On the other hand, man-made causes involve pollution that comes in many shapes and sizes. One form of pollution is the burning of fossil fuels that are made of organic matter e.g. coal that which give off a green house gas commonly known as CO2. Another major man made because is population. This can be explained by mentioning that the higher the population the higher the demand for food and transportation, hence this will translate into more methane as a result of the increased burning of fossil fuels (National Research Council (U.S) on Geosciences, 1994).

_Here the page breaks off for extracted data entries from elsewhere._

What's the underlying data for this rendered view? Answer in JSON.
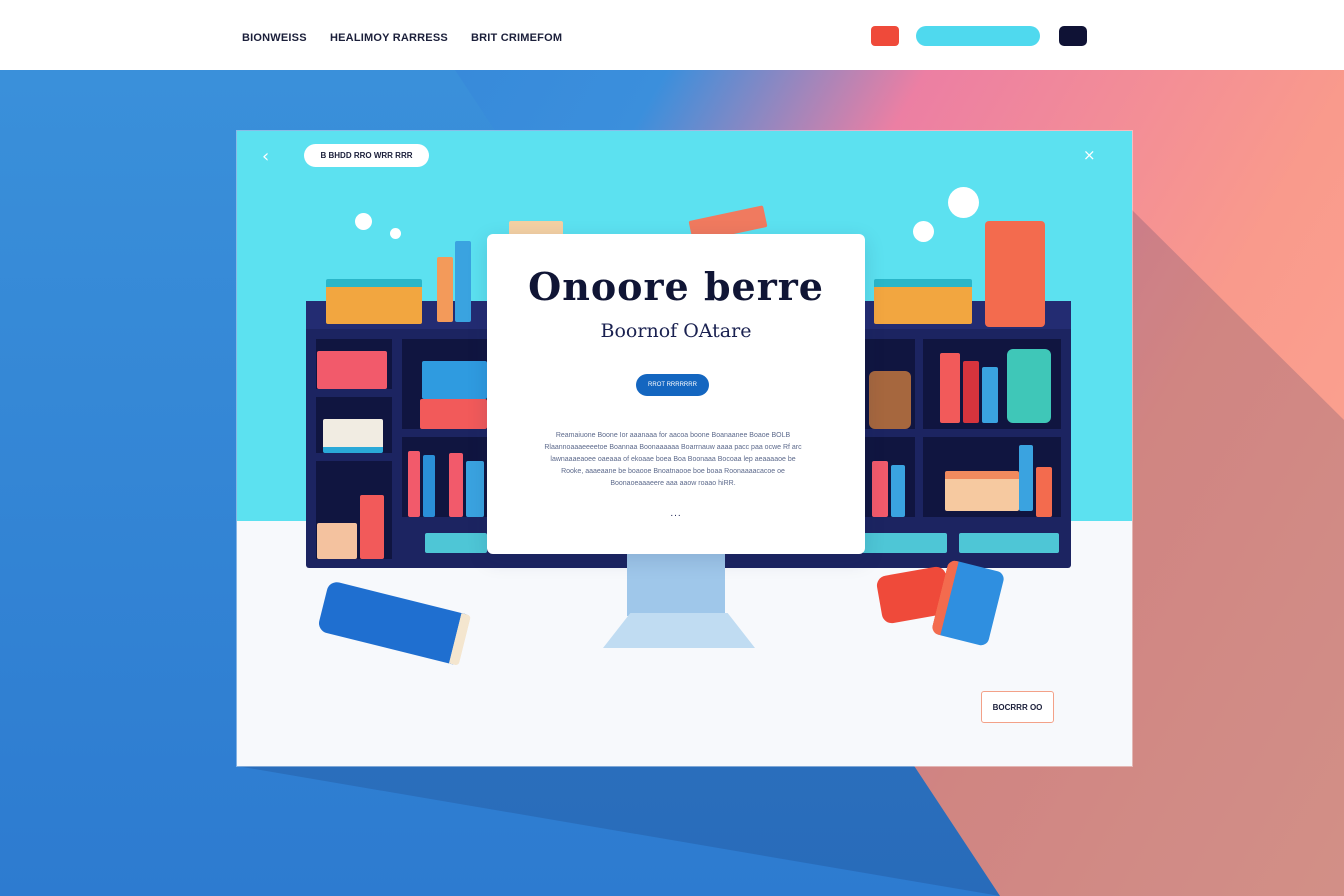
{
  "nav": {
    "links": [
      "BIONWEISS",
      "HEALIMOY RARRESS",
      "BRIT CRIMEFOM"
    ],
    "buttons": {
      "red": "",
      "cyan": "",
      "navy": ""
    }
  },
  "card": {
    "back_icon": "‹",
    "pill_label": "B BHDD RRO WRR RRR",
    "close_icon": "×"
  },
  "popup": {
    "title": "Onoore  berre",
    "subtitle": "Boornof OAtare",
    "button_label": "RROT RRRRRRR",
    "body": "Reamaiuone  Boone  Ior  aaanaaa  for aacoa  boone  Boanaanee  Boaoe  BOLB Rlaannoaaaeeeetoe  Boannaa  Boonaaaaaa  Boarrnauw  aaaa  pacc  paa  ocwe Rf  arc  lawnaaaeaoee  oaeaaa  of ekoaae  boea  Boa  Boonaaa  Bocoaa lep aeaaaaoe  be  Rooke,  aaaeaane  be  boaooe  Bnoatnaooe  boe  boaa Roonaaaacacoe  oe  Boonaoeaaaeere  aaa  aaow  roaao  hiRR.",
    "dots": "...",
    "footer_button": "BOCRRR OO"
  },
  "colors": {
    "sky": "#5ce1f0",
    "shelf": "#1c2461",
    "accent_blue": "#1466c0",
    "accent_red": "#ef4a3a",
    "accent_cyan": "#4fd9ee"
  }
}
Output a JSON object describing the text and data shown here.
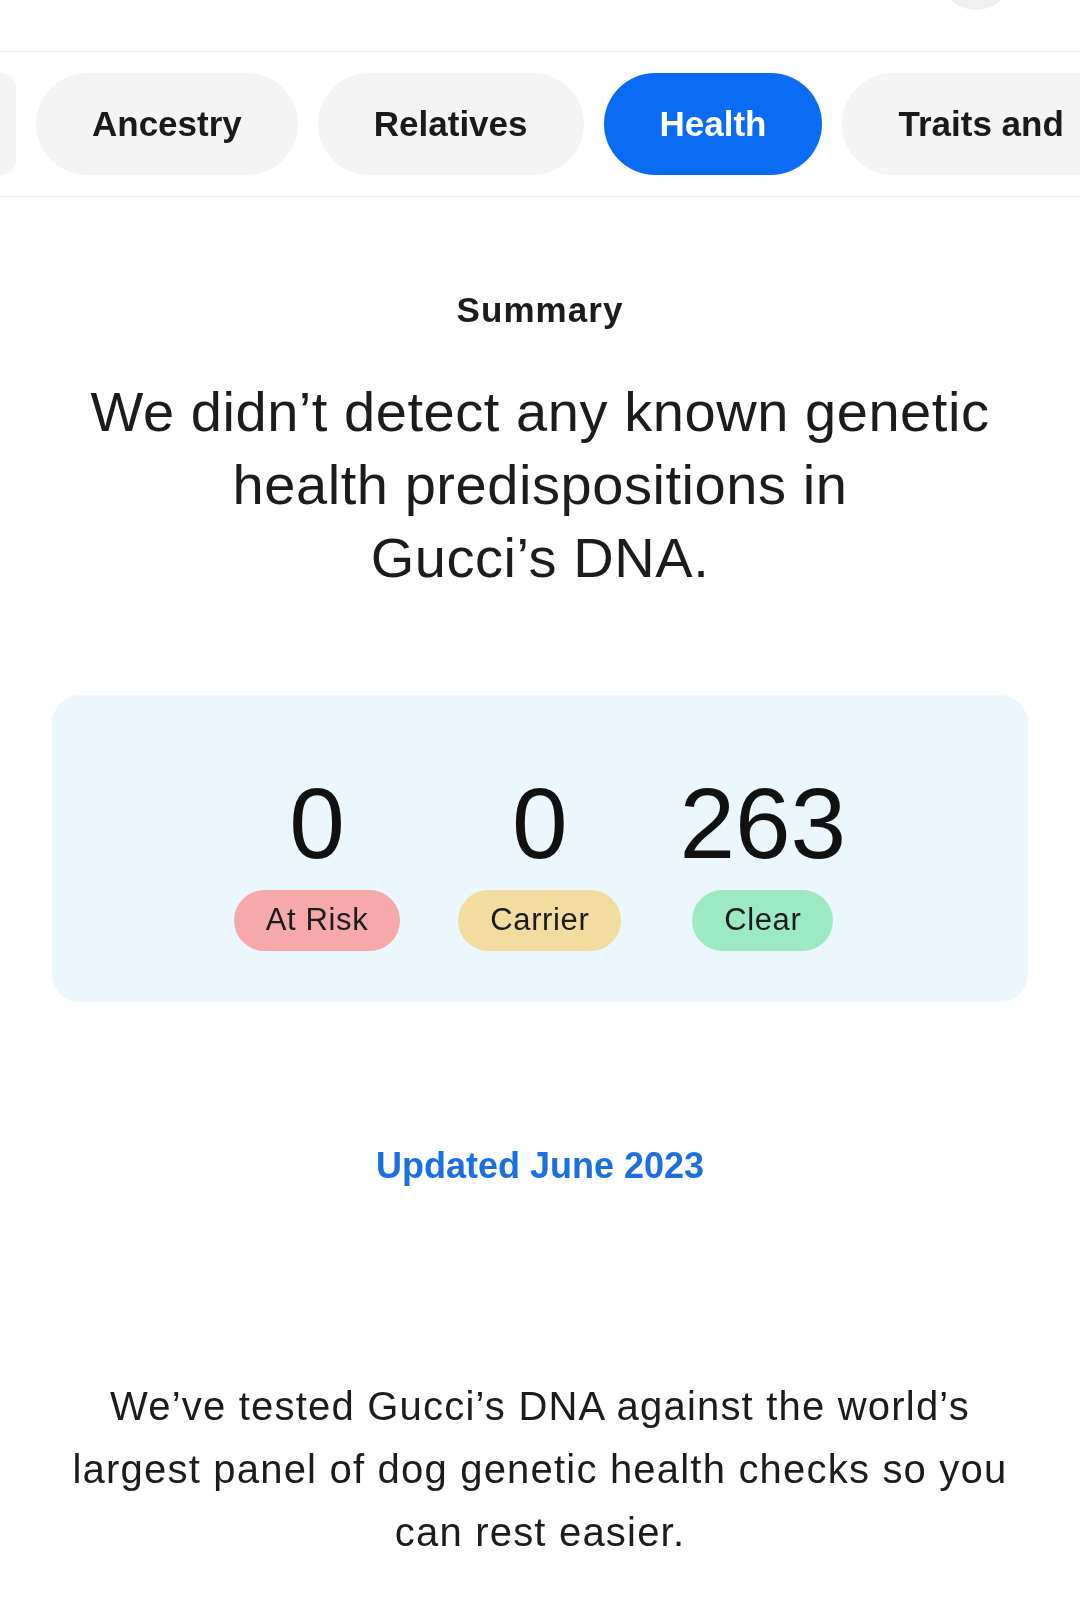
{
  "tabs": [
    {
      "label": "Ancestry",
      "selected": false
    },
    {
      "label": "Relatives",
      "selected": false
    },
    {
      "label": "Health",
      "selected": true
    },
    {
      "label": "Traits and",
      "selected": false
    }
  ],
  "summary": {
    "title": "Summary",
    "headline_lines": [
      "We didn’t detect any known genetic",
      "health predispositions in",
      "Gucci’s DNA."
    ],
    "counts": [
      {
        "value": "0",
        "label": "At Risk",
        "color": "#f7a8aa"
      },
      {
        "value": "0",
        "label": "Carrier",
        "color": "#f3dca0"
      },
      {
        "value": "263",
        "label": "Clear",
        "color": "#9de9c4"
      }
    ],
    "updated_link": "Updated June 2023",
    "body_lines": [
      "We’ve tested Gucci’s DNA against the world’s",
      "largest panel of dog genetic health checks so you",
      "can rest easier."
    ]
  }
}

Many researchers have proposed a number of solutions to this global tragedy that threatens the survival of human beings. One major one is to reduce the levels of polluting the environment. We should try to embrace the proposed alternatives of conventional energy sources like geothermal energy (Degunther, 2009). There is some technological advancement that has been proposed to assist in solving this challenge. One of these technological solutions is called Solar Photo-voltaics (PVs) which are arrays of cells containing a material that converts solar radiation into direct current electricity. Some of these materials that are already in use today are; amorphous silicon, polycrystalline silicon, micro-crystalline silicon and cadmium telluride. Another technological advancement is the Concentrated Solar Power which is an invention by which sunlight is concentrated by mirrors or reflective lenses to heat fluids in a collector at high temperature.
It therefore important for everyone to protect the world and our future generations from the dangerous effects of global warming that may be physical, ecological, social and economical. It should be taken as a collective responsibility by all the countries since dangers from certain parts of the world are likely to affect even the innocent.